Kontinental ’25 (2025)

A parábola do suicida

título original (ano)
Kontinental ’25
país
Romênia
gênero
Comédia
duração
109 minutos
direção
Radu Jude
elenco
Eszter Tompa, Gabriel Spahiu, Adonis Tanța, Oana Mardare, Șerban Pavlu
visto em
75º Festival de Berlim (2025)

Orsolya (Eszter Tompa) é uma oficial de justiça em Cluj, na Transilvânia. Ela recebe a tarefa de desalojar Ion (Gabriel Spahiu), um homem em situação de rua, que ocupa ilegalmente um imóvel. A mulher faz uma abordagem respeitosa, exceto pela violência do fato que o sujeito realmente não teria para onde ir. Ora, são apenas ordens, pensam todos. Afina, aquele espaço precisa ser evacuado o quanto antes, para a construção de um hotel de luxo, o Kontinental. Orsolya concede algum tempo para ele arrumar suas coisas e partir; promete voltar em vinte minutos. Em desespero, Ion comete suicídio, enforcando-se no radiador. Ao se deparar com o corpo inconsciente, a mulher fica em estado de choque. Sente-se invadida pela culpa.

Esta história será vista, no início do longa-metragem, pelo espectador, que testemunha o caso junto à protagonista. Mais do que isso, nós temos acesso onisciente aos fatos, pois acompanhamos tanto a espera da oficial e dos policiais, numa praça ao lado, quanto a morte de Ion — que, aprendemos depois, já foi um atleta premiado. Depois, o episódio será narrado pela heroína, pelo menos seis vezes, para pessoas ao seu redor: a mãe, um padre, um antigo aluno da faculdade de direito, o superior hierárquico, uma colega de trabalho. É curioso voltarmos ao caso, inúmeras vezes, pela voz emocionada de Orsolya.

O filme utiliza o homem suicida enquanto estudo de caso.
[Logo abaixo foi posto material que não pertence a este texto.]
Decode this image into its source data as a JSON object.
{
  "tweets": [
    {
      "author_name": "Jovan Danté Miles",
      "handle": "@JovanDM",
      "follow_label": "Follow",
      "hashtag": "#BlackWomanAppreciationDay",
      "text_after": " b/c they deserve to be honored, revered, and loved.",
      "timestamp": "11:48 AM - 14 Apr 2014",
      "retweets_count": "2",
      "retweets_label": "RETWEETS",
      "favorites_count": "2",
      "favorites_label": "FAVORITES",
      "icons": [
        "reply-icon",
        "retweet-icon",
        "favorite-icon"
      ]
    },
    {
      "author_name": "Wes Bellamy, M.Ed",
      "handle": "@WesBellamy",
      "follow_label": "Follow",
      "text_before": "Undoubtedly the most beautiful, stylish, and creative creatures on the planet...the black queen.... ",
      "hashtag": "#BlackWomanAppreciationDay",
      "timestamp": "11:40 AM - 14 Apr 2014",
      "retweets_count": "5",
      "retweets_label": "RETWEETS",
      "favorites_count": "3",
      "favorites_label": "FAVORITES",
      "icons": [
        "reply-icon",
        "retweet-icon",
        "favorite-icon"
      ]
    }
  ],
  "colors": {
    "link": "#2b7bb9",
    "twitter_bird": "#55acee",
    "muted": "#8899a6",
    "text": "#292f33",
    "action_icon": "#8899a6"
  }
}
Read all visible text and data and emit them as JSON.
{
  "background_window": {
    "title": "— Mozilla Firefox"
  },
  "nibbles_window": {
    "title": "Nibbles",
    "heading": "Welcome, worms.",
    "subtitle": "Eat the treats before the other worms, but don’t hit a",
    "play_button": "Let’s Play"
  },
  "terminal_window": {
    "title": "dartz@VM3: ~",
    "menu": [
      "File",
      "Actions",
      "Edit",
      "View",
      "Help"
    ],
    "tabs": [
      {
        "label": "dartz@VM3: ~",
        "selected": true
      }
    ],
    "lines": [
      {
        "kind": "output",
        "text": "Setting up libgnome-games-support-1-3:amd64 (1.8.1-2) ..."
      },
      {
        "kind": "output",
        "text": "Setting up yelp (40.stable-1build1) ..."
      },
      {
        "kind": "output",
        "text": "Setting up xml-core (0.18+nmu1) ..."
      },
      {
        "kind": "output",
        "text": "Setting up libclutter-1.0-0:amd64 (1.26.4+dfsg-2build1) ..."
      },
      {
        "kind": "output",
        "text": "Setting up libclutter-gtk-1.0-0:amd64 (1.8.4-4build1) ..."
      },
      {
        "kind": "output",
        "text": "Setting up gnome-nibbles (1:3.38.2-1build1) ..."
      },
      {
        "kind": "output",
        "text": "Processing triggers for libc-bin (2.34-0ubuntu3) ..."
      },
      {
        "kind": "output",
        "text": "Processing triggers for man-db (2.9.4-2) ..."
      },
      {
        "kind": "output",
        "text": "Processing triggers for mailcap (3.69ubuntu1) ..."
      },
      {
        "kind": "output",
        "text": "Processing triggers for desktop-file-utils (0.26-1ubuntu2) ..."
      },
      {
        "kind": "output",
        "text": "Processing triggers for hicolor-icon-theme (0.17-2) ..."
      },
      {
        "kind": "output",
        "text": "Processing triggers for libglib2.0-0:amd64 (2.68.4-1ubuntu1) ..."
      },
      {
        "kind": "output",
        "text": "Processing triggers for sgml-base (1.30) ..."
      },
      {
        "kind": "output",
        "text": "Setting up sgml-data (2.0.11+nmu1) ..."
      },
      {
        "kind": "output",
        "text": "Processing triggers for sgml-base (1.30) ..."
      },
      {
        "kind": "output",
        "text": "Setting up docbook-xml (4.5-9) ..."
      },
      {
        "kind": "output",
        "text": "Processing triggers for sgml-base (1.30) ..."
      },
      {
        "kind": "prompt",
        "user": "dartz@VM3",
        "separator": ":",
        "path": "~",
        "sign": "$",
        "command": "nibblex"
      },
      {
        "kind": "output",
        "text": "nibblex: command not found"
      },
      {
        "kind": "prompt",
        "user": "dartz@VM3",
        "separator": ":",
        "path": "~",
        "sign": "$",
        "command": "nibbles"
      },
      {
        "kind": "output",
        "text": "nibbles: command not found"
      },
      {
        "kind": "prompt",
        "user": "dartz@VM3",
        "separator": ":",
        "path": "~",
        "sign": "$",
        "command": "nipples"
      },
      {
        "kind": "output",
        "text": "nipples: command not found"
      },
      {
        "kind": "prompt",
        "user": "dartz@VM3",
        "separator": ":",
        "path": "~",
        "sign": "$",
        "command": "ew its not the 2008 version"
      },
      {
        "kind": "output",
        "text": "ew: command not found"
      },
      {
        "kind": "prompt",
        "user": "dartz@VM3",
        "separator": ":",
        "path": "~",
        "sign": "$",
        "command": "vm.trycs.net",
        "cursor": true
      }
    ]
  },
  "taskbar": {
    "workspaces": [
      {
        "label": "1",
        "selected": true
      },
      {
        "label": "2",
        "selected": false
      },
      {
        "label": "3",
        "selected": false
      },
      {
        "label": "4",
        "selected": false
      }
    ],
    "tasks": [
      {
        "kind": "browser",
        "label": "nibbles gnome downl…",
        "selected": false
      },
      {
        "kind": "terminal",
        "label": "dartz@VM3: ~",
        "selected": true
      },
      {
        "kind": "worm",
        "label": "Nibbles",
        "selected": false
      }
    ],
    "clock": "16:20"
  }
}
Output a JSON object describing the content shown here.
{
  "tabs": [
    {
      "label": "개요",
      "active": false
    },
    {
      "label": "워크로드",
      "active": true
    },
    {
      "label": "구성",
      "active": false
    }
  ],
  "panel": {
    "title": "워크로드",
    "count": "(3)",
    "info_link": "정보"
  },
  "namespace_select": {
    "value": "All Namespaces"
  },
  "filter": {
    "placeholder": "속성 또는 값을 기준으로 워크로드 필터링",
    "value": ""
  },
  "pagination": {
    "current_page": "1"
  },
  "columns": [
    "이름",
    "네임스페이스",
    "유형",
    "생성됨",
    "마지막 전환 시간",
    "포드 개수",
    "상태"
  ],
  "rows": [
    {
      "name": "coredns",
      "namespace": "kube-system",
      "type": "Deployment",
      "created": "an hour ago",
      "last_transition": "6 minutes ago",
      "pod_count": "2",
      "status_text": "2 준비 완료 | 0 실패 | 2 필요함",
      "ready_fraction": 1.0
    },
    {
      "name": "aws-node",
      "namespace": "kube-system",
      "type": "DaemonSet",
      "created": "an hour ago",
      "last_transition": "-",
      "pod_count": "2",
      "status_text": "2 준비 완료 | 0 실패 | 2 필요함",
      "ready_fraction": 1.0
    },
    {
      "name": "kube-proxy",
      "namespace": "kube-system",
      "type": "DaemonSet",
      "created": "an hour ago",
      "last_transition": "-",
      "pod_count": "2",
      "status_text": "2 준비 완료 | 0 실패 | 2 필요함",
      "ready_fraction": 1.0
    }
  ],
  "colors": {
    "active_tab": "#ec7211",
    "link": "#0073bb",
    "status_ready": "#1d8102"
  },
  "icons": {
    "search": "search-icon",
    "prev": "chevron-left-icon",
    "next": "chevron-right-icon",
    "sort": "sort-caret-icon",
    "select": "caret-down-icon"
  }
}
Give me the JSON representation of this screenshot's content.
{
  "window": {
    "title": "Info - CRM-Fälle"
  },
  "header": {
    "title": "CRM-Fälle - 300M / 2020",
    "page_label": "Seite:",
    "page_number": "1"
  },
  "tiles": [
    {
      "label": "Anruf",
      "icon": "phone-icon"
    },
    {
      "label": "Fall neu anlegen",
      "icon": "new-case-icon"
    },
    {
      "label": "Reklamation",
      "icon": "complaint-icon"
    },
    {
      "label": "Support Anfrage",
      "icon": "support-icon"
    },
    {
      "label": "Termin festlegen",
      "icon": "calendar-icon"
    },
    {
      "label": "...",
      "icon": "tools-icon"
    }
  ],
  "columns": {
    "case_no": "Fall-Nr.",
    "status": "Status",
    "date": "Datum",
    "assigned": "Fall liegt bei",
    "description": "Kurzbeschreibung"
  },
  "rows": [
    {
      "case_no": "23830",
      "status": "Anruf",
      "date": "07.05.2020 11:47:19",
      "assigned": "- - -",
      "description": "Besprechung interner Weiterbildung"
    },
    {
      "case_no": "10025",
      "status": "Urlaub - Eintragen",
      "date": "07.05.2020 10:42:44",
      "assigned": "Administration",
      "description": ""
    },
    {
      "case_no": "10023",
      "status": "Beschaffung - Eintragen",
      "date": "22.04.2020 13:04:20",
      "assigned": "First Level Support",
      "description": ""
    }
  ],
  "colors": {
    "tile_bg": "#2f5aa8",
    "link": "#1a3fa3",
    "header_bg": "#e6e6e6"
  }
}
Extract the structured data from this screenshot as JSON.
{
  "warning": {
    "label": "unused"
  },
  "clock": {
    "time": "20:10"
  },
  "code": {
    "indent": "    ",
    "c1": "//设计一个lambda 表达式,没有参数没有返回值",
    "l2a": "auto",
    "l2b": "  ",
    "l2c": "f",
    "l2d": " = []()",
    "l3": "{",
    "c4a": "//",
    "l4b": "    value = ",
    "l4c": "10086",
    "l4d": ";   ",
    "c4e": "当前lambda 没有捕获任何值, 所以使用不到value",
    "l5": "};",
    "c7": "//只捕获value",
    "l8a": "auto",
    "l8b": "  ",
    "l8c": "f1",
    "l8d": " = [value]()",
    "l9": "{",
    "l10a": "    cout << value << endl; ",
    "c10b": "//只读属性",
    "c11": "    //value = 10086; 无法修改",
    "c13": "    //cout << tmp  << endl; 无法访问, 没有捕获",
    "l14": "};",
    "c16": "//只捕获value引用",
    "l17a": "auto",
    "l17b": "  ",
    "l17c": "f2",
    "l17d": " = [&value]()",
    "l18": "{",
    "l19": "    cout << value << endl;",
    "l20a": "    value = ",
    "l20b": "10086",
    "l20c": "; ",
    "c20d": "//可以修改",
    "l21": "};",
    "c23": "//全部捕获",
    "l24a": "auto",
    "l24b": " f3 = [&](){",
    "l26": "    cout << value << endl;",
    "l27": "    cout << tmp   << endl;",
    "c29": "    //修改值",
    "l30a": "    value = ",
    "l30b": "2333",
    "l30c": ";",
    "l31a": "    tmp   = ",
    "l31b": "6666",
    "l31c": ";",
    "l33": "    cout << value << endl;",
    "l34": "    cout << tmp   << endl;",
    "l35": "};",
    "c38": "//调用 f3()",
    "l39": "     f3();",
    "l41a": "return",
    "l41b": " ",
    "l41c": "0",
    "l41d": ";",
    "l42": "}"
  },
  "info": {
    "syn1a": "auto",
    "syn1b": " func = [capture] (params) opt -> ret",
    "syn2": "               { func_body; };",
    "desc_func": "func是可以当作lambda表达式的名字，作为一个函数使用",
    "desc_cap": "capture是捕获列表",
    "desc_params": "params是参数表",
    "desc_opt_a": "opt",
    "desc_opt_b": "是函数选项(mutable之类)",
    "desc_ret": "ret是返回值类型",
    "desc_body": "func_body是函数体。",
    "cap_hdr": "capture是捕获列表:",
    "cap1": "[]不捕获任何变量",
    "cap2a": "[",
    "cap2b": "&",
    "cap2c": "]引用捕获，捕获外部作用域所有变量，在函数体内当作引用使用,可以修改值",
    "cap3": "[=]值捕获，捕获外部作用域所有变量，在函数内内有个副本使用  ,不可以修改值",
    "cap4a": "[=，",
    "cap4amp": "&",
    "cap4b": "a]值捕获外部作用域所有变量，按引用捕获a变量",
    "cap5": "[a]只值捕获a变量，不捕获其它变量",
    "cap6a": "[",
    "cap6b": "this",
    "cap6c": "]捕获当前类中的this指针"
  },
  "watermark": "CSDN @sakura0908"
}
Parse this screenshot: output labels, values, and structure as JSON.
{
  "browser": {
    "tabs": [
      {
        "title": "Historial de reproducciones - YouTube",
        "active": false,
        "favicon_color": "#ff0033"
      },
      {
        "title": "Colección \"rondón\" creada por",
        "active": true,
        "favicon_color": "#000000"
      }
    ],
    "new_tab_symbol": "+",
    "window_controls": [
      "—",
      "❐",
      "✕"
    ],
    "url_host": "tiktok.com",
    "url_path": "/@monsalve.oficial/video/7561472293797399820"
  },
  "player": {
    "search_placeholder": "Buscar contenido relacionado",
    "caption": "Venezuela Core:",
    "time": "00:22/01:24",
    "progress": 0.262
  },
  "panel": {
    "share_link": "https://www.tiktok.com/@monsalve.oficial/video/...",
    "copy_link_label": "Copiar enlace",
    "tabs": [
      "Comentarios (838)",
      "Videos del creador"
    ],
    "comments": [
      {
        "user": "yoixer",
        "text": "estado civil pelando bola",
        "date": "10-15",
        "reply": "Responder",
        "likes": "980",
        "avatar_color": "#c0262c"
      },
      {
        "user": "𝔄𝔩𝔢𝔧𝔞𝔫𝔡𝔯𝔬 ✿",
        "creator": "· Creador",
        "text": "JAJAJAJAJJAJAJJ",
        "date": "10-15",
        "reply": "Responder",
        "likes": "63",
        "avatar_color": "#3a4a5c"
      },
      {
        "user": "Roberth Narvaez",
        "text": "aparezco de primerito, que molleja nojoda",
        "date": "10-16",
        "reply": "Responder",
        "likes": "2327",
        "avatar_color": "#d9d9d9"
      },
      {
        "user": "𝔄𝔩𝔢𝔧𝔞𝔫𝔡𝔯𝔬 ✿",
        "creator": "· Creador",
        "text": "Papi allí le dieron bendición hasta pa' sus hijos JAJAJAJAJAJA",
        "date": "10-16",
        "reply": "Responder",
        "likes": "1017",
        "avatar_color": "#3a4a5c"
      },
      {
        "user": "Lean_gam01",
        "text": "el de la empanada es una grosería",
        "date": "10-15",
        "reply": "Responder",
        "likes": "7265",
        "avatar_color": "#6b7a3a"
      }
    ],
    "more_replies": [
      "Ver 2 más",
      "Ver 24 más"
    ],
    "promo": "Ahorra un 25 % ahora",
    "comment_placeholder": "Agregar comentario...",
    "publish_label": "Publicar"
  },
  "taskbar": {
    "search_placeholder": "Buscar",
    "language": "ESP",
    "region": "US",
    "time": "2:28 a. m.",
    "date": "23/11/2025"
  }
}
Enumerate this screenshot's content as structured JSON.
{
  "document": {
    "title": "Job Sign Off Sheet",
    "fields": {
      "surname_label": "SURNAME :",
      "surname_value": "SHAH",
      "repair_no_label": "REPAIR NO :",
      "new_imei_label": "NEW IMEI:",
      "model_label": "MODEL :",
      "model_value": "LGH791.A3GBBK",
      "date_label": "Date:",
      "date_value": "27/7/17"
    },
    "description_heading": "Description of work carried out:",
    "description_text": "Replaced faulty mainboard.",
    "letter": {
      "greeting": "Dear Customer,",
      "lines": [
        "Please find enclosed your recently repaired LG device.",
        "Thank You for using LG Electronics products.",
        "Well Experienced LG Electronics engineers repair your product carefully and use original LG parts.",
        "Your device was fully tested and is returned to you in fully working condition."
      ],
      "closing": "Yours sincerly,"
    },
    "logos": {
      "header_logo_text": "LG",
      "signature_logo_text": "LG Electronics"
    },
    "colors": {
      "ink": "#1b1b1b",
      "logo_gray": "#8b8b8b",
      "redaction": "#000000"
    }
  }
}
O cineasta ataca em particular a xenofobia e os ideais de extrema-direita que se multiplicam pela Europa.

Os interlocutores tentam acalmá-la. Afirmam, em uníssono, que não teve culpa nenhuma, nem pode ser acionada na justiça pelo ocorrido. Entretanto, surpreende a estratégia narrativa baseada na repetição — a cada novo encontro da mulher com conhecidos, já sabemos exatamente qual tema será abordado. Com seu tradicional humor afiadíssimo, o diretor Radu Jude efetua uma espécie de estudo acerca do papel dos funcionários e do próprio Estado nas desigualdades sociais. Começa sua aventura ao lado do falecido, que podemos considerar como nosso protagonista nos primeiros quinze minutos. Em seguida, joga a responsabilidade do ocorrido para o resto da sociedade.

Logo, o discurso utiliza Ion enquanto estudo de caso. A partir da fragilidade emocional da mulher, e do destempero dos demais (o aluno embriagado, o padre irritado, a mãe revoltada), permite traçar um grande panorama da contemporaneidade, sobretudo europeia. Julga o governo Orbán (“Como pode ser fascismo, se as pessoas votam nele?”), e critica a hipocrisia de Emmanuel Macron. Investiga os ícones de formação da Romênia, imortalizados em estátuas pelas cidades, a exemplo de Mihai Viteazul e Iuliu Maniu. Introduz elementos de cultura pop, como as letras de Ice T e citações ao filme Dias Perfeitos, de Wim Wenders.

O cineasta ataca em particular a xenofobia, através da imagem da oficial de justiça (uma mulher húngara vivendo na Romênia, e falando em alemão ao telefone), e os ideais de extrema-direita que se multiplicam pelo continente. Os temas são abordados por meio de um sarcasmo corrosivo, que inclui a cena de sexo numa praça à noite, o ponto para a prática de esportes sobre a calçada, a maratona de piadas zen-budistas, a perseguição de um robô no parque e a presença de dinossauros motorizados, acariciados por Orsolya num instante de ternura. 

Através destes recursos, Jude insiste no absurdo das relações contemporâneas (no escritório da repartição pública, a arte serve a esconder o radiador), e na perda de valores da comunidade. Seria simples demais apenas gritar e constatar a existência de injustiças. Muito mais potente é transformar tal conteúdo indigesto numa paródia que, por meio do humor, esfrega nossos defeitos na cara, promovendo a identificação do espectador por meio dos maus exemplos. Podemos facilmente reconhecer a nós mesmos, ou nossos parentes, amigos e colegas de trabalho nas figuras tragicômicas desenhadas pelo autor.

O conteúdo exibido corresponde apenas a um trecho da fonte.